Şeffaflaşma
Uzun yıllar bir karanlıkta yaşadık.
Devletin, siyasetin, medyanın içinde olup bitenlerden haberdar olmadık.
O karanlığın içinde devlet de, siyaset de, medya da çürüdü.
“Derin” yapılar, çeteler, karmaşık ilişkiler pıtraklaştı.
Şimdi bir şeffaflaşma döneminden geçiyoruz.
Böyle uzun karanlıklardan sonra siz o karanlık bölgelere ışık tutup aydınlattığınızda elbette gördükleriniz ürkütücü olacaktır, o denetimsiz karanlığın içinde boy veren bütün tümörleri, bozulmaları, çürümüş organları görmek sizi dehşete düşürecektir.
Ama bunu göze almadan da hiçbir şeyi düzeltemezsiniz.

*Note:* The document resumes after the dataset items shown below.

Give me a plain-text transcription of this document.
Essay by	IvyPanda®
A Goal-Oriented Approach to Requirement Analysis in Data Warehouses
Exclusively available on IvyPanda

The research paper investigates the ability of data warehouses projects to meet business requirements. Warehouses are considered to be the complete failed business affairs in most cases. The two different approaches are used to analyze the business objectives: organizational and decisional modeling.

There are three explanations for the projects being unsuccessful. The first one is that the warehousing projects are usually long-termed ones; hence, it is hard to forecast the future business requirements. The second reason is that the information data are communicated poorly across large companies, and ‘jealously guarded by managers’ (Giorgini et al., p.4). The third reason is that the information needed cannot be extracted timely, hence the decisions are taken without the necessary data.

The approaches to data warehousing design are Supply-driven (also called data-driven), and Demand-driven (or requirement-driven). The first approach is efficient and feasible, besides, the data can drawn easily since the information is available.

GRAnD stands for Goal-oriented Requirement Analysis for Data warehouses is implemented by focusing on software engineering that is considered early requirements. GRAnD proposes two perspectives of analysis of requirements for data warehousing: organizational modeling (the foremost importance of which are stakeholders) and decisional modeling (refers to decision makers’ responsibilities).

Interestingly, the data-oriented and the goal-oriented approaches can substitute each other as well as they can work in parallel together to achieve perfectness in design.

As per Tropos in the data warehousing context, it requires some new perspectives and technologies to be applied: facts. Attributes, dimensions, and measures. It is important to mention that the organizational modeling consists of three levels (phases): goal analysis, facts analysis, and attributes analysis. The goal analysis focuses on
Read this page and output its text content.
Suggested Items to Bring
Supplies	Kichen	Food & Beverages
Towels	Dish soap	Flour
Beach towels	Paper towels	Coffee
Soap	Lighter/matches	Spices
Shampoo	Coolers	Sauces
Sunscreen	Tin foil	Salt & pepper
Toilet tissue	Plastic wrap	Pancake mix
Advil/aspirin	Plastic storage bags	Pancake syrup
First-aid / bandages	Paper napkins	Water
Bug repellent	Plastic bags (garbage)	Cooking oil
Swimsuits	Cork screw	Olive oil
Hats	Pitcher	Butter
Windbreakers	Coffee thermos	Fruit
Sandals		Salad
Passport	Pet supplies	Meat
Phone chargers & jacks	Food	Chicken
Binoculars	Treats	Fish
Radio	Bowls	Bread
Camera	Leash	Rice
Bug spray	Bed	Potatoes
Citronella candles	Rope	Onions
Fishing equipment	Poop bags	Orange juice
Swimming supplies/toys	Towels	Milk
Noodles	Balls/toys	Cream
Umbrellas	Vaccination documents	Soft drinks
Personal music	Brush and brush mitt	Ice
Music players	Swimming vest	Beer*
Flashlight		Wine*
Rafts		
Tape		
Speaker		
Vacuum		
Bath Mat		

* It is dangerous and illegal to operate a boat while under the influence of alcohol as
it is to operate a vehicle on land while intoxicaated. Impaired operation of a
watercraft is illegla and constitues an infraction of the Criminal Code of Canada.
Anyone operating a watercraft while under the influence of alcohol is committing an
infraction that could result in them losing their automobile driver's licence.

Şimdi biz kalın duvarlar arkasına saklanan devletin, askerin, siyasetin, medyanın içyüzünü fark ediyoruz.
Gerçekleri öğreniyoruz.
Mesela CHP Genel Başkanı Kemal Kılıçdaroğlu’nun arka arkaya iki konuşmasını dinledim.
Bence harika vaatlerde bulunuyordu.
“Asker kışlasına dönecek, terör mücadelesinden çekilecek” diyordu, “Askerlik altı aya inecek” diyordu, “Aile sigortası kurup fakir ailelere yardım edeceğiz” diyordu, “Gerekirse bunun için Savunma Bütçesi’nden de keserim” diyordu.
Bu vaatleri gerçekleştirecek partiye oyumu veririm.
Eğer, Kılıçdaroğlu’nun OdaTv ile ilişkilerini bilmeseydim, “Ergenekon’a üye olurum” dediğinden haberdar olmasaydım, bir politikacıya kurulacak tuzağa yeşil ışık yaktığını öğrenmeseydim CHP’nin mutlaka desteklenmesi gerektiğine inanırdım.
Ama siyaset şeffaflaşınca gerçek bütün çıplaklığıyla ortaya çıkıyor.
Topluma harika vaatlerde bulunan bu liderin, iktidara gelmesi halinde Ergenekon soruşturmasını durduracağını, gizli ilişkiler sürdüreceğini biliyorum.